Mr Clarke lured the pure-bred dingo mother into a rubber-lined steel trap at Tidbinbilla, then her father, a notorious sheep killer, and all five siblings.
Mr Clarke discovered her about two kilometres from where the others were caught west of Canberra, getting into a paddock full of lambs.
Realising she had more go in her than the others, he trapped her and spared her life.
Now calledJess, the dingo doesn’t like to be patted. She doesn’t bark. She eats chicken and rabbit but won’t eat lamb. She hates being inside.
When Mr Clarke camps at a ranger’s hut in the mountains he has to sleep outside, otherwise Jess will howl until he comes outside. She digs a hole and sleeps nearby.
"She can tell me just about every thing about a dog," Mr Clarke said.
"She sniffs around, if it’s fresh the hair will go up on her back. She’s got the best nose on a dog I’ve ever seen.
"She’ll drag me 50 metres into the bush and there will be a bloody big dog turd sitting on a tussock, or something.
"So you set a trap and nine times out of 10 she’s right."
Jess is on a long chain because she doesn’t come when called.
In the back of Mr Clarke’s truck, she stares out quietly into the bush.
It’s only when he stops to point out five wild dogs in a paddock at Gudgenby in Namadgi National Park that Jess howls, lifting her faded ginger jowls towards the other dogs and white tufts of mist on the purple mountains beyond them.
Becoming the alpha male in her life has lead Mr Clarke to realising he will never again train a dingo because of the commitment they expect in return.
"Soon as I am out of sight, she whinges.

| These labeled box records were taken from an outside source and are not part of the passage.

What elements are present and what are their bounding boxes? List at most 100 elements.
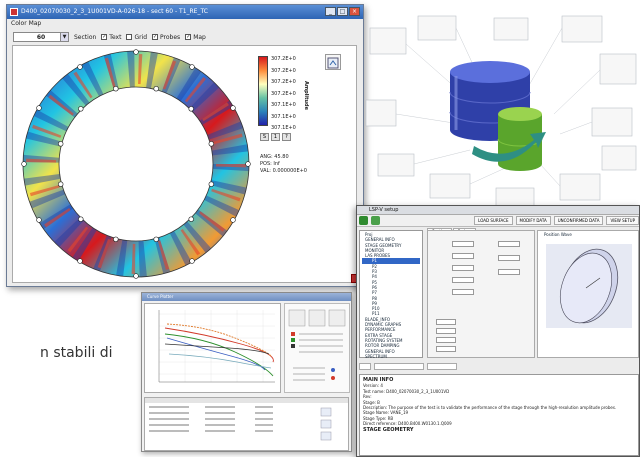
color-scale-bar bbox=[258, 56, 268, 126]
preview-title: Position Wave bbox=[544, 232, 572, 237]
chart-titlebar: Curve Plotter bbox=[142, 293, 351, 301]
caption-fragment: n stabili di bbox=[40, 345, 113, 361]
text-checkbox-label: Text bbox=[109, 33, 122, 41]
curves-table[interactable] bbox=[144, 397, 349, 451]
colormap-canvas[interactable]: 307.2E+0 307.2E+0 307.2E+0 307.2E+0 307.… bbox=[12, 45, 357, 283]
filter-field[interactable] bbox=[374, 363, 424, 370]
tree-item[interactable]: SPECTRUM bbox=[362, 354, 420, 359]
probe-marker bbox=[113, 236, 119, 243]
save-icon[interactable] bbox=[371, 216, 380, 225]
checkbox-box: ✓ bbox=[185, 34, 192, 40]
probe-marker bbox=[133, 49, 139, 55]
legend-panel bbox=[284, 303, 350, 393]
setup-title: LSP-V setup bbox=[369, 207, 399, 213]
probe-marker bbox=[189, 258, 195, 264]
colormap-window: D400_02070030_2_3_1U001VD-A-026-18 - sec… bbox=[6, 4, 364, 287]
series-line bbox=[166, 323, 272, 357]
cursor-readout: ANG: 45.80 POS: Inf VAL: 0.000000E+0 bbox=[260, 154, 307, 175]
probe-marker bbox=[78, 106, 84, 112]
app-icon bbox=[10, 8, 18, 16]
text-field[interactable] bbox=[436, 337, 456, 343]
text-field[interactable] bbox=[452, 253, 474, 259]
text-field[interactable] bbox=[452, 277, 474, 283]
checkbox-box: ✓ bbox=[152, 34, 159, 40]
scale-tools: S 1 ? bbox=[260, 133, 291, 141]
map-checkbox[interactable]: ✓ Map bbox=[185, 34, 206, 41]
text-field[interactable] bbox=[452, 265, 474, 271]
scale-tick: 307.2E+0 bbox=[271, 56, 296, 62]
probe-marker bbox=[21, 161, 27, 167]
map-checkbox-label: Map bbox=[193, 33, 206, 41]
view-setup-button[interactable]: VIEW SETUP bbox=[606, 216, 639, 225]
probe-marker bbox=[188, 216, 194, 222]
scale-tick: 307.1E+0 bbox=[271, 113, 296, 120]
footer-heading: STAGE GEOMETRY bbox=[363, 426, 414, 433]
probe-marker bbox=[36, 217, 42, 223]
probe-marker bbox=[36, 105, 42, 111]
text-field[interactable] bbox=[452, 241, 474, 247]
minimize-button[interactable]: _ bbox=[325, 7, 336, 16]
info-panel: MAIN INFO Version: 4 Test name: D400_020… bbox=[359, 374, 639, 456]
tool-button[interactable]: ? bbox=[282, 133, 291, 141]
unconfirmed-data-button[interactable]: UNCONFIRMED DATA bbox=[553, 216, 604, 225]
menu-color-map[interactable]: Color Map bbox=[7, 19, 363, 29]
text-field[interactable] bbox=[452, 289, 474, 295]
dropdown-field[interactable] bbox=[498, 241, 520, 247]
section-label: Section bbox=[74, 33, 97, 41]
grid-checkbox[interactable]: Grid bbox=[126, 34, 147, 41]
load-surface-button[interactable]: LOAD SURFACE bbox=[474, 216, 513, 225]
grid-checkbox-label: Grid bbox=[134, 33, 148, 41]
text-field[interactable] bbox=[436, 319, 456, 325]
text-checkbox[interactable]: ✓ Text bbox=[101, 34, 121, 41]
scale-tick: 307.2E+0 bbox=[271, 79, 296, 85]
section-select[interactable]: 60 ▼ bbox=[13, 32, 69, 42]
chevron-down-icon[interactable]: ▼ bbox=[60, 33, 68, 41]
modify-data-button[interactable]: MODIFY DATA bbox=[515, 216, 551, 225]
export-image-button[interactable] bbox=[325, 54, 341, 70]
value-readout: VAL: 0.000000E+0 bbox=[260, 168, 307, 174]
text-field[interactable] bbox=[498, 255, 520, 261]
probe-marker bbox=[153, 85, 159, 92]
confirm-icon[interactable] bbox=[359, 216, 368, 225]
setup-titlebar: LSP-V setup bbox=[357, 206, 639, 215]
probe-marker bbox=[245, 161, 251, 167]
select-field[interactable] bbox=[427, 363, 457, 370]
text-field[interactable] bbox=[436, 346, 456, 352]
scale-tick: 307.2E+0 bbox=[271, 67, 296, 74]
plot-area bbox=[158, 310, 275, 383]
nav-button[interactable] bbox=[359, 363, 371, 370]
legend-swatches bbox=[288, 309, 346, 381]
probe-marker bbox=[189, 64, 195, 70]
table-rows bbox=[145, 398, 348, 441]
setup-window: LSP-V setup LOAD SURFACE MODIFY DATA UNC… bbox=[356, 205, 640, 457]
scale-axis-label: Amplitude bbox=[303, 81, 309, 111]
probe-marker bbox=[57, 181, 64, 187]
probe-marker bbox=[57, 141, 64, 147]
angle-readout: ANG: 45.80 bbox=[260, 154, 289, 160]
maximize-button[interactable]: □ bbox=[337, 7, 348, 16]
probe-marker bbox=[230, 217, 236, 223]
probe-marker bbox=[78, 216, 84, 222]
project-tree[interactable]: Proj GENERAL INFO STAGE GEOMETRY MONITOR LAS… bbox=[359, 230, 423, 359]
tool-button[interactable]: 1 bbox=[271, 133, 280, 141]
series-line bbox=[168, 353, 272, 369]
probes-checkbox[interactable]: ✓ Probes bbox=[152, 34, 180, 41]
probe-marker bbox=[208, 141, 215, 147]
text-field[interactable] bbox=[436, 328, 456, 334]
color-scale-ticks: 307.2E+0 307.2E+0 307.2E+0 307.2E+0 307.… bbox=[271, 54, 296, 135]
scale-tick: 307.1E+0 bbox=[271, 102, 296, 108]
scale-tick: 307.2E+0 bbox=[271, 90, 296, 97]
close-button[interactable]: × bbox=[349, 7, 360, 16]
amplitude-ring-map[interactable] bbox=[17, 48, 255, 280]
disc-preview[interactable] bbox=[538, 238, 638, 338]
text-field[interactable] bbox=[498, 269, 520, 275]
line-plot[interactable] bbox=[144, 303, 281, 393]
position-readout: POS: Inf bbox=[260, 161, 280, 167]
probe-form bbox=[427, 230, 535, 358]
probe-marker bbox=[113, 85, 119, 92]
tool-button[interactable]: S bbox=[260, 133, 269, 141]
chart-title: Curve Plotter bbox=[147, 294, 174, 299]
series-line bbox=[166, 337, 266, 371]
chart-window: Curve Plotter bbox=[141, 292, 352, 452]
probes-checkbox-label: Probes bbox=[160, 33, 181, 41]
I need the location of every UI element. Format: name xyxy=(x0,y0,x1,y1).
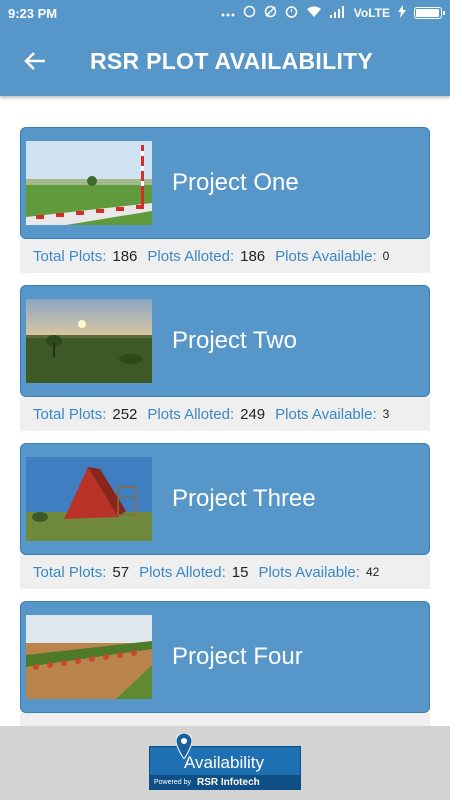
footer-banner: Availability Powered by RSR Infotech xyxy=(0,726,450,800)
project-stats-four xyxy=(20,713,430,726)
project-one-image xyxy=(26,141,152,225)
logo-subbar: Powered by RSR Infotech xyxy=(150,775,300,789)
project-card-four[interactable]: Project Four xyxy=(20,601,430,713)
plots-available-label: Plots Available: xyxy=(275,405,377,423)
project-name: Project Three xyxy=(172,485,316,512)
total-plots-label: Total Plots: xyxy=(33,247,107,265)
battery-icon xyxy=(414,7,445,19)
data-saver-icon xyxy=(264,5,277,21)
carrier-label: VoLTE xyxy=(353,6,390,20)
total-plots-value: 57 xyxy=(112,563,130,581)
project-four-image xyxy=(26,615,152,699)
project-three-image xyxy=(26,457,152,541)
powered-by-label: Powered by xyxy=(154,778,191,786)
project-name: Project One xyxy=(172,169,299,196)
plots-available-label: Plots Available: xyxy=(258,563,360,581)
total-plots-label: Total Plots: xyxy=(33,405,107,423)
sync-icon xyxy=(243,5,256,21)
total-plots-value: 186 xyxy=(112,247,138,265)
charging-icon xyxy=(398,5,406,21)
plots-alloted-label: Plots Alloted: xyxy=(139,563,226,581)
project-card-one[interactable]: Project One xyxy=(20,127,430,239)
plots-alloted-label: Plots Alloted: xyxy=(147,247,235,265)
alarm-icon xyxy=(285,5,298,21)
plots-alloted-value: 15 xyxy=(231,563,249,581)
plots-alloted-value: 186 xyxy=(240,247,266,265)
logo-title: Availability xyxy=(184,753,265,772)
status-time: 9:23 PM xyxy=(8,5,58,21)
status-bar: 9:23 PM VoLTE xyxy=(0,0,450,26)
project-two-image xyxy=(26,299,152,383)
total-plots-value: 252 xyxy=(112,405,138,423)
project-name: Project Two xyxy=(172,327,297,354)
plots-available-value: 0 xyxy=(382,249,390,263)
plots-available-value: 42 xyxy=(365,565,380,579)
status-icons: VoLTE xyxy=(221,5,445,21)
back-button[interactable] xyxy=(0,26,70,96)
page-title: RSR PLOT AVAILABILITY xyxy=(90,47,374,74)
project-list[interactable]: Project One Total Plots: 186 Plots Allot… xyxy=(0,96,450,726)
plots-alloted-label: Plots Alloted: xyxy=(147,405,235,423)
more-dots-icon xyxy=(221,6,235,21)
signal-icon xyxy=(329,5,346,21)
project-card-two[interactable]: Project Two xyxy=(20,285,430,397)
brand-name: RSR Infotech xyxy=(196,776,260,788)
app-bar: RSR PLOT AVAILABILITY xyxy=(0,26,450,96)
arrow-left-icon xyxy=(24,52,45,70)
plots-available-value: 3 xyxy=(382,407,390,421)
app-logo: Availability Powered by RSR Infotech xyxy=(149,732,301,790)
project-stats-one: Total Plots: 186 Plots Alloted: 186 Plot… xyxy=(20,239,430,273)
plots-available-label: Plots Available: xyxy=(275,247,377,265)
total-plots-label: Total Plots: xyxy=(33,563,107,581)
project-name: Project Four xyxy=(172,643,303,670)
project-card-three[interactable]: Project Three xyxy=(20,443,430,555)
project-stats-three: Total Plots: 57 Plots Alloted: 15 Plots … xyxy=(20,555,430,589)
wifi-icon xyxy=(306,6,322,21)
project-stats-two: Total Plots: 252 Plots Alloted: 249 Plot… xyxy=(20,397,430,431)
plots-alloted-value: 249 xyxy=(240,405,266,423)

I haven’t been able to go on holidays - unless I take her with me.
"If I eat anything, she expects me to give her some. She whinges if you don’t share."
But Jess’s urine is worth bottling.
A few drops on a tussock or rock on the edge of a fire trail has lured wild dogs into Mr Clarke’s traps. Her droppings are handy for the same reason.
Mr Clarke is the sole ACT Parks and Conservation Service trapper helping maintain a largely dog-free area near grazing land adjoining national parks.
Wearing shorts throughout the year, no matter if it’s brumbies he’s trapping in the snow or feral cats in spring, his job is relentless. He checks daily 60 traps along boulder-strewn trails, dry creek beds and thick forests.
Trapping for 35 years after learning from his rabbit trapping father, the challenge still drives him.
"I’ve been after a bitch for three years," he said, heading into Gudgenby before dawn.
"I came close near Tharwa. I’ve caught her pups. She’s eve stepped on the (trap’s) plate. She’ll slip up one day.
"But you’ve got to admire her, she’s bloody smart. It’s almost sad, really, when you catch them - it’s like an end of an era."